O coordenador da Comissão salientou que os 424 depoimentos hoje anunciados são aqueles que foram validados pelos membros, mas que já receberam mais testemunhos. Quanto aos 17 casos já enviados para o Ministério Público, Pedro Strecht referiu que "dizem respeito a situações que, depois de análise detalhada, são considerados como não prescritos dentro do tempo em que aconteceram", destacando que "no final serão enviados todos os nomes".
Em conferência de imprensa realizada na Fundação Calouste Gulbenkian, em Lisboa, o coordenador da Comissão Independente sublinhou que a prescrição é a razão da "grande diferença" entre o número de situações reportadas a esta entidade e as 17 situações que foram já remetidas ao MP. Sobre este aspeto, adiantou ainda que "agora existem mais 30 situações em estudo para idêntico procedimento" na justiça.
Suspeitos recolocados continuar a praticar crimes
Pedro Strecht explicou que existem vários casos em que o alegado abusador "é referido por diferentes pessoas ao longo dos anos [...] e em locais diversos", ou seja, os suspeitos continuaram a praticar os crimes mesmo quando recolocados em diferentes paróquias.

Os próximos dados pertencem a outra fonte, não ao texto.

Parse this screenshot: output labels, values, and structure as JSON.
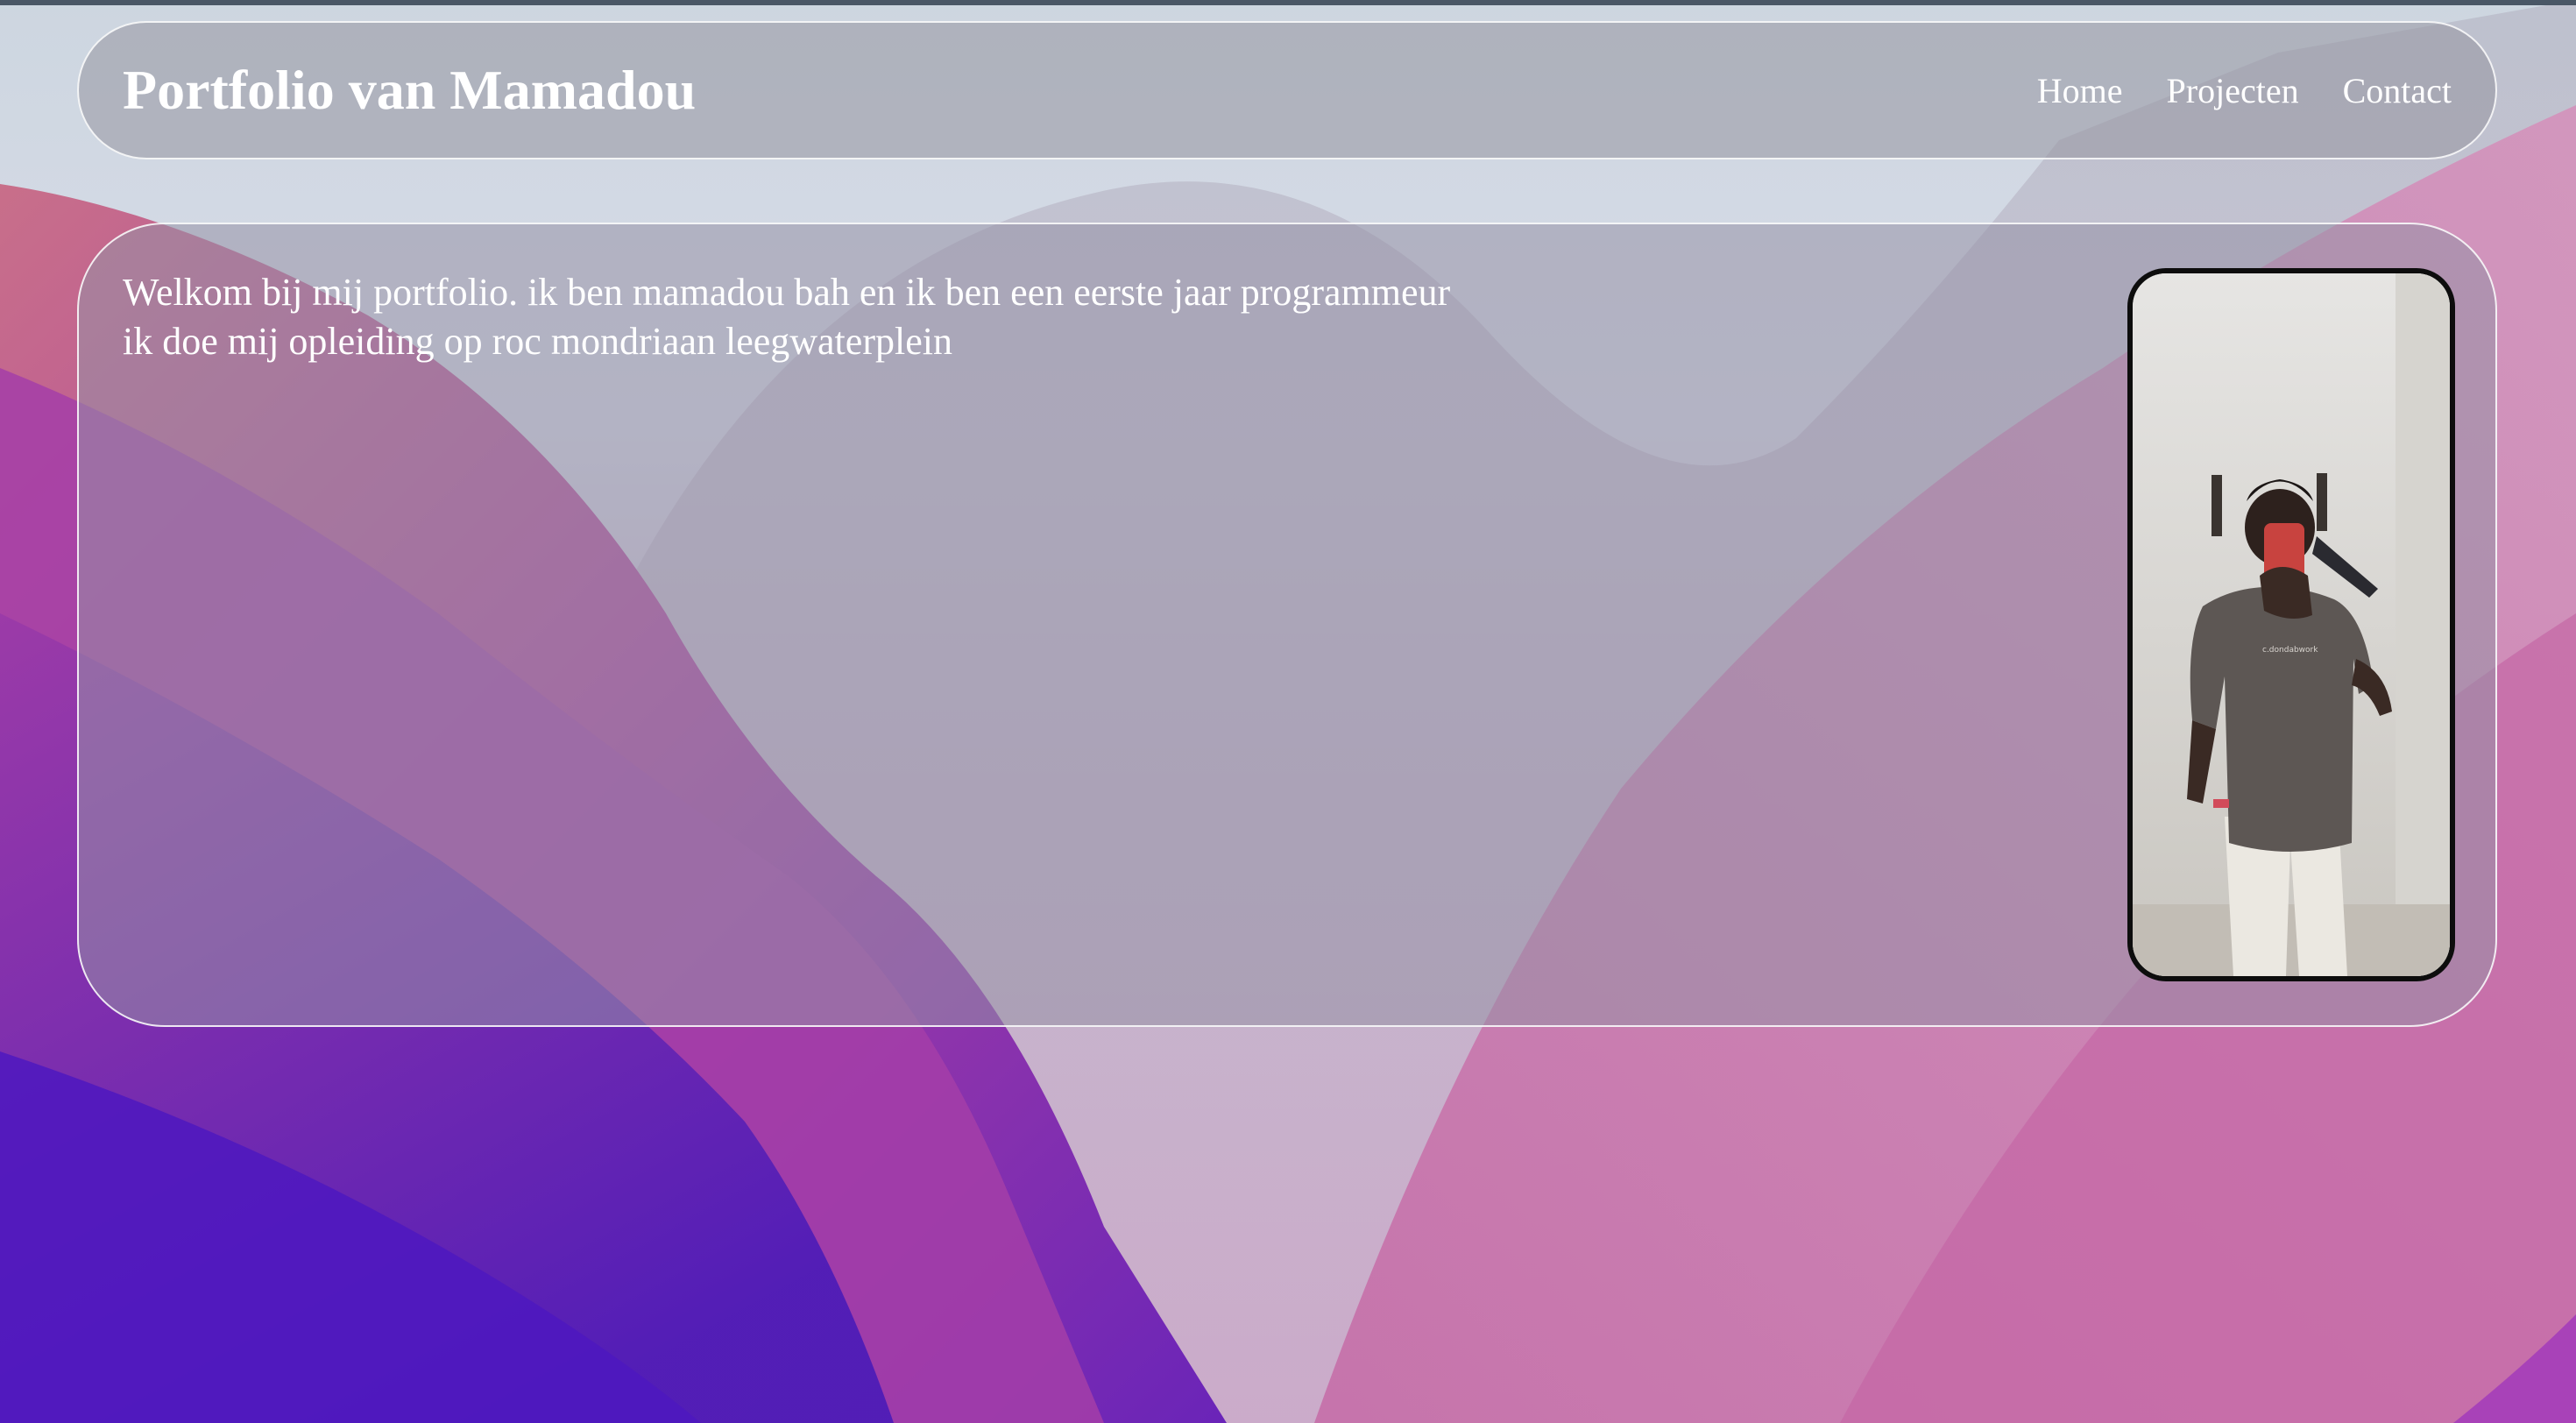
{
  "header": {
    "title": "Portfolio van Mamadou",
    "nav": [
      {
        "label": "Home"
      },
      {
        "label": "Projecten"
      },
      {
        "label": "Contact"
      }
    ]
  },
  "main": {
    "intro_lines": [
      "Welkom bij mij portfolio. ik ben mamadou bah en ik ben een eerste jaar programmeur",
      "ik doe mij opleiding op roc mondriaan leegwaterplein"
    ],
    "photo": {
      "description_icon": "profile-photo"
    }
  },
  "colors": {
    "topline": "#4a5766",
    "text": "#ffffff",
    "frame_border": "#0d0d0d"
  }
}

Segundo o pedopsiquiatra, há um número significativo de membros da igreja católica referidos como abusadores ao longo do intervalo de tempo entre os anos de 1950 e 2022. Assim sendo, sublinhou o coordenador, "este problema não só existiu, como atingiu uma grande expressividade, repetindo-se claramente em certos padrões que têm mesmo de ser evitados no futuro".

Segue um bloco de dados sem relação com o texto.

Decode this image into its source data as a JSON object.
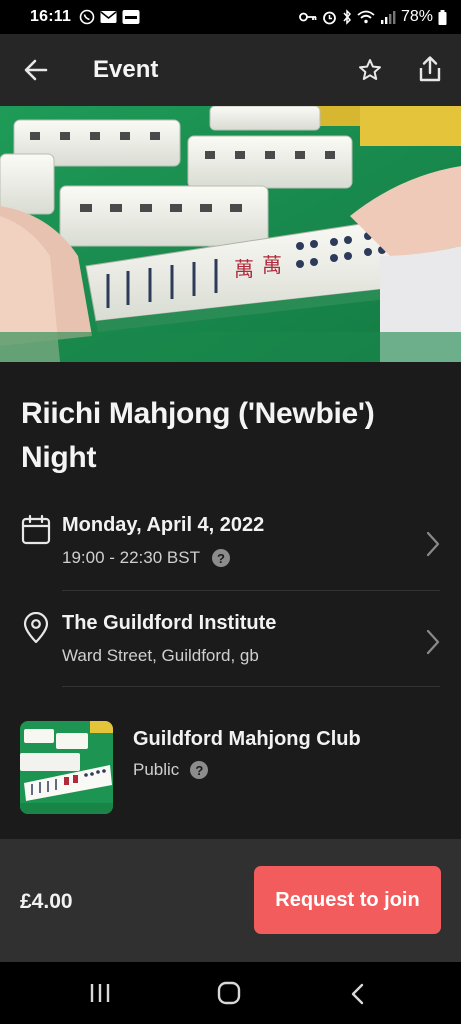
{
  "status_bar": {
    "time": "16:11",
    "battery": "78%"
  },
  "app_bar": {
    "title": "Event",
    "back_icon": "arrow-left-icon",
    "favorite_icon": "star-outline-icon",
    "share_icon": "share-icon"
  },
  "event": {
    "title": "Riichi Mahjong ('Newbie') Night",
    "date": "Monday, April 4, 2022",
    "time_range": "19:00 - 22:30 BST",
    "venue_name": "The Guildford Institute",
    "venue_address": "Ward Street, Guildford, gb"
  },
  "group": {
    "name": "Guildford Mahjong Club",
    "visibility": "Public"
  },
  "footer": {
    "price": "£4.00",
    "join_label": "Request to join"
  },
  "help_glyph": "?",
  "colors": {
    "background": "#1b1b1b",
    "app_bar": "#262626",
    "footer": "#303030",
    "accent": "#f25c5c"
  }
}
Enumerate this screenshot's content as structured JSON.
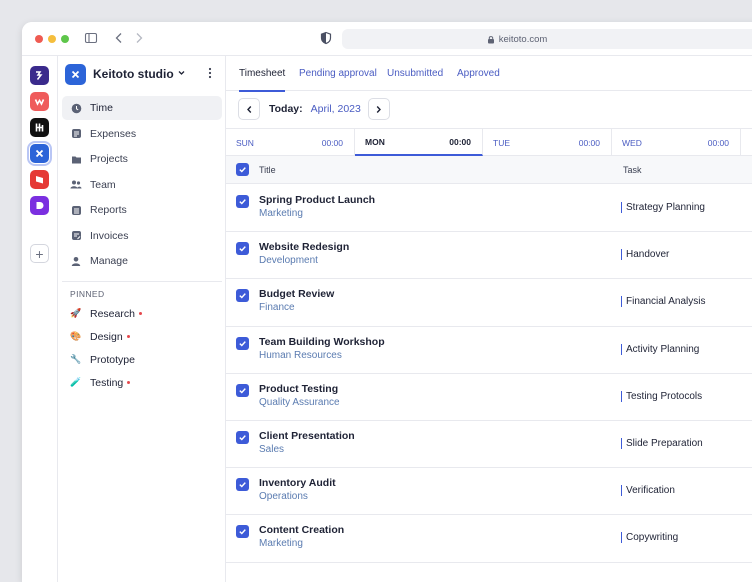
{
  "browser": {
    "url": "keitoto.com"
  },
  "rail_apps": [
    {
      "name": "app-1",
      "color": "#3a2a8c",
      "glyph": "⁝"
    },
    {
      "name": "app-2",
      "color": "#ef5b5b",
      "glyph": "w"
    },
    {
      "name": "app-3",
      "color": "#111111",
      "glyph": "H"
    },
    {
      "name": "app-4",
      "color": "#2c64d8",
      "glyph": "✕"
    },
    {
      "name": "app-5",
      "color": "#e53935",
      "glyph": "▶"
    },
    {
      "name": "app-6",
      "color": "#7b2fe0",
      "glyph": "◗"
    }
  ],
  "sidebar": {
    "workspace": "Keitoto studio",
    "items": [
      {
        "label": "Time",
        "icon": "clock-icon"
      },
      {
        "label": "Expenses",
        "icon": "receipt-icon"
      },
      {
        "label": "Projects",
        "icon": "folder-icon"
      },
      {
        "label": "Team",
        "icon": "people-icon"
      },
      {
        "label": "Reports",
        "icon": "report-icon"
      },
      {
        "label": "Invoices",
        "icon": "invoice-icon"
      },
      {
        "label": "Manage",
        "icon": "user-gear-icon"
      }
    ],
    "pinned_title": "PINNED",
    "pinned": [
      {
        "label": "Research",
        "emoji": "🚀"
      },
      {
        "label": "Design",
        "emoji": "🎨"
      },
      {
        "label": "Prototype",
        "emoji": "🔧"
      },
      {
        "label": "Testing",
        "emoji": "🧪"
      }
    ]
  },
  "tabs": [
    "Timesheet",
    "Pending approval",
    "Unsubmitted",
    "Approved"
  ],
  "date": {
    "today_label": "Today:",
    "month": "April, 2023"
  },
  "days": [
    {
      "label": "SUN",
      "time": "00:00"
    },
    {
      "label": "MON",
      "time": "00:00"
    },
    {
      "label": "TUE",
      "time": "00:00"
    },
    {
      "label": "WED",
      "time": "00:00"
    }
  ],
  "table": {
    "columns": {
      "title": "Title",
      "task": "Task"
    },
    "rows": [
      {
        "title": "Spring Product Launch",
        "category": "Marketing",
        "task": "Strategy Planning"
      },
      {
        "title": "Website Redesign",
        "category": "Development",
        "task": "Handover"
      },
      {
        "title": "Budget Review",
        "category": "Finance",
        "task": "Financial Analysis"
      },
      {
        "title": "Team Building Workshop",
        "category": "Human Resources",
        "task": "Activity Planning"
      },
      {
        "title": "Product Testing",
        "category": "Quality Assurance",
        "task": "Testing Protocols"
      },
      {
        "title": "Client Presentation",
        "category": "Sales",
        "task": "Slide Preparation"
      },
      {
        "title": "Inventory Audit",
        "category": "Operations",
        "task": "Verification"
      },
      {
        "title": "Content Creation",
        "category": "Marketing",
        "task": "Copywriting"
      }
    ]
  },
  "colors": {
    "accent": "#3d5bd8",
    "link": "#4a5cc2",
    "muted": "#5a7bb0"
  }
}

Algumas das situações assumiram proporções "endémicas"
As situações reportadas, revelou ainda Pedro Strecht, "traçam quadros graves existentes ao longo de décadas mais evidentes quanto mais para trás se recua no tempo, sendo que aí, em alguns locais, assumiram proporções verdadeiramente endémicas", de que foram vítimas crianças de ambos os sexos, de todos os pontos do país e "englobando as diversas realidades e grupos sociais".
Perante os dados recolhidos, esclareceu o especialista, "é inequívoco que os traumáticos acontecimentos do passado" que a maioria das vítimas "espera um pedido de perdão diretamente formulado pelos próprios abusadores", bem como da "hierarquia da Igreja Católica portuguesa".
Dados averiguados são entregues ao Ministério Público
Já o juiz conselheiro jubilado Álvaro Laborinho Lúcio assegurou que os dados da Comissão Independente não são transmitidos à Conferência Episcopal Portuguesa (CEP) ou às comunidades diocesanas, mas que a avaliação final da prescrição das situações reportadas passa pela justiça e não por esta comissão.
"A única entidade a que transmitimos é ao Ministério Público. Não somos nós quem julga a prescrição, damos sempre uma margem de erro, mas deve ser o Ministério Público a dizer", reforçou, continuando: "Este é um estudo cuidadoso e está a meu cargo, mas passa por todos. Nenhuma informação vai para fora da comissão, exceto para o Ministério Público".
Contudo, Laborinho Lúcio lembrou que a "comissão não foi constituída para denunciar os casos de abusos" e que este não é "o objetivo primeiro" dos membros desta entidade. Apesar disso, assegurou que todas as situações reportadas após 31 de outubro - a data limite para os testemunhos terem relevância estatística para o relatório final - não deixarão de ser comunicados ao MP.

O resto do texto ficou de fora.